New York State Senator Sean Ryan, Assemblymember Jon Rivera, and Buffalo Common Councilmember David Rivera announced that three possible design concepts have emerged as part of a “Reimagining Grant Street” project. The three public officials were joined by representatives from GObike Buffalo and Preservation Buffalo Niagara, who have been calling for a street that is not only more aesthetically pleasing, but safer for the bike-ped crowd.
The three concepts are the result of a study conducted in 2020, led by Senator Ryan, GObike Buffalo, and Preservation Buffalo Niagara. Community members and stakeholders were instrumental in providing the feedback that led to the evolution of the design concepts (click on the renderings to enlarge).

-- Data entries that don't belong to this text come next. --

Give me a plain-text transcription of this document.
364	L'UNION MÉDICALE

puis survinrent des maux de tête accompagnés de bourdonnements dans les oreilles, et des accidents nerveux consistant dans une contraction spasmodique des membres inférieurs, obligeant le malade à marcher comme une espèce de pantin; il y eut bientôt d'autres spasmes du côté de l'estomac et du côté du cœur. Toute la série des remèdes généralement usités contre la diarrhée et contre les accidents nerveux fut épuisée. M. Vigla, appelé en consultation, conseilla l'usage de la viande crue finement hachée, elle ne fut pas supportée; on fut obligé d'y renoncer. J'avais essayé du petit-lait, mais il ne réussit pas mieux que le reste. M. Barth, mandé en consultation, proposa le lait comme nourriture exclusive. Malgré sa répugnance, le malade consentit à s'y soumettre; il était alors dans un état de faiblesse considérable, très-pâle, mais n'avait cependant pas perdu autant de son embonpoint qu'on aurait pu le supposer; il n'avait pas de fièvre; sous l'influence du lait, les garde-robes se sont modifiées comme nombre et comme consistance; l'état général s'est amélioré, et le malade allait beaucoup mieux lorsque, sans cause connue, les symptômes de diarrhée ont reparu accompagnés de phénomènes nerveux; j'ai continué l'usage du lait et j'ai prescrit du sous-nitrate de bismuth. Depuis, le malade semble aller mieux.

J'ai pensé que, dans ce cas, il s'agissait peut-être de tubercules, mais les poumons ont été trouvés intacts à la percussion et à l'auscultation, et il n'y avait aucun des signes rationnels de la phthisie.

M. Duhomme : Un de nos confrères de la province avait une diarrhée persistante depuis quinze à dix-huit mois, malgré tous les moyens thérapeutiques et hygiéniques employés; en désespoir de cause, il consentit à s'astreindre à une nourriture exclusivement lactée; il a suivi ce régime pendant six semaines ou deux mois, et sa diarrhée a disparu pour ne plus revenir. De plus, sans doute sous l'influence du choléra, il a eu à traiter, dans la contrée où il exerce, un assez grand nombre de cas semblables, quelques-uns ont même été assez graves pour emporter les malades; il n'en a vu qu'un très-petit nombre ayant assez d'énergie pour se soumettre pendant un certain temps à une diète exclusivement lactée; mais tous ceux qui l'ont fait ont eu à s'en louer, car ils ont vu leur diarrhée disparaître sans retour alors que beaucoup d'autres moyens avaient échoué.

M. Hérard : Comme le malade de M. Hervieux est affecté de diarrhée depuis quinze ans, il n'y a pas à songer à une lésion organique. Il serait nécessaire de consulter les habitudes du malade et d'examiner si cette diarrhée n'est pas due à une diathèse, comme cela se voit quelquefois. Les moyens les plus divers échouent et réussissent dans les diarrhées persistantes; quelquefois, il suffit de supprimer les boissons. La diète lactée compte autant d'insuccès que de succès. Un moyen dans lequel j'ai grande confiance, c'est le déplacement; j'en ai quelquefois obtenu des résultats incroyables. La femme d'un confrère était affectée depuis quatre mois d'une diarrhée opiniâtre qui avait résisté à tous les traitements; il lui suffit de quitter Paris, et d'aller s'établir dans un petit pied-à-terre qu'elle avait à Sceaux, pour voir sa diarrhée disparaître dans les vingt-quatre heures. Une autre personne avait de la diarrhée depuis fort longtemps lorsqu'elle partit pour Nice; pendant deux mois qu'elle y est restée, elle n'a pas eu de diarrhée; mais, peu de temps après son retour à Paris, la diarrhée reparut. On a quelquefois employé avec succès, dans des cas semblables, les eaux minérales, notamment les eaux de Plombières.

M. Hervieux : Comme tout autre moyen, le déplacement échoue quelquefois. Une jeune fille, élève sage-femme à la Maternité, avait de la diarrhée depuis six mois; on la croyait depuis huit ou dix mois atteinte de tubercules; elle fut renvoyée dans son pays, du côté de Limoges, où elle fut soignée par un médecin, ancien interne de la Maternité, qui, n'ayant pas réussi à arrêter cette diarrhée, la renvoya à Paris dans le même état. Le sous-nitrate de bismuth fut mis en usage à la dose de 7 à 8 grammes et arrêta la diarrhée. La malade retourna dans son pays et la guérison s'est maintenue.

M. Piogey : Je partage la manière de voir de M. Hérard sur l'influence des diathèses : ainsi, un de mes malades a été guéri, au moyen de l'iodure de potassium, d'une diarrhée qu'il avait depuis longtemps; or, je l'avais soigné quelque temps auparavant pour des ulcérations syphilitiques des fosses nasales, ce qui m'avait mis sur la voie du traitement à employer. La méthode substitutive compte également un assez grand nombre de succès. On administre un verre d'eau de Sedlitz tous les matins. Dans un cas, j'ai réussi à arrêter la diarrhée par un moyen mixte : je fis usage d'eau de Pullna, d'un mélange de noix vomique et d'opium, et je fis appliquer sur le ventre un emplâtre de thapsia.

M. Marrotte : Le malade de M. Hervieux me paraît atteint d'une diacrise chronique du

“The Grant Street corridor is already a social and commercial cornerstone of Buffalo’s West Side,” explained Senator Sean Ryan, whose office is located on the street. “When this project is completed, we envision a corridor that is more accessible for both neighborhood residents and visitors, and one whose design supports the businesses on and around Grant Street. As this process moves forward, we will continue to gather community feedback to determine what an ideal, inclusive concept for the future of the Grant Street Corridor would look like.”
“The Grant Street corridor and its surrounding neighborhoods within the greater West Side community have developed into a thriving, vivacious hub of activity — one that is powered by the unique diversity of its residents,” said Assemblymember Jon Rivera. “The energy inherent in the Grant Street community pulsates from the melding of the many cultures that make up its distinctive composite. This project, utilizing input from the residents themselves, will improve the neighborhood’s accessibility, facilitate the growth of its identity, and accelerate new spaces for business and recreation.”
“I’m proud to see this project move into its next phase,” Buffalo Common Councilmember David Rivera. “The feedback gathered will be vital to making sure that the final vision meets the needs of the people of the community.”
“The community’s pride, dedication, and hope for this corridor are evident, and our goal is to uplift and support the community vision and investment already in motion on Grant Street,” said Justin Booth, Executive Director of GObike Buffalo. “We encourage everyone to get involved in the project and thank local leadership for funding and supporting this initiative.”
“Since it was first laid out in 1860, Grant Street has served a vibrant and diverse community,” Jessie Fisher, Executive Director of Preservation Buffalo Niagara. “We are excited to be part of efforts to ensure it continues its vital role in serving this dynamic community for the next 160 years.”
A final report with policy recommendations based on these studies will be published in the coming weeks. The concepts will be discussed at public workshops at Campus Walk at 643 Grant St. on Tuesday May 25 (10 am – 1 pm), Wednesday May 26 (4-7 pm), and Saturday June 5 (10 am to 1 pm). Community members are encouraged to attend the workshops to provide feedback about each concept. Final concept plans, including cost estimates, will be unveiled later in June.
Funding for the study was provided by The John R. Oishei Foundation and Councilmember Rivera.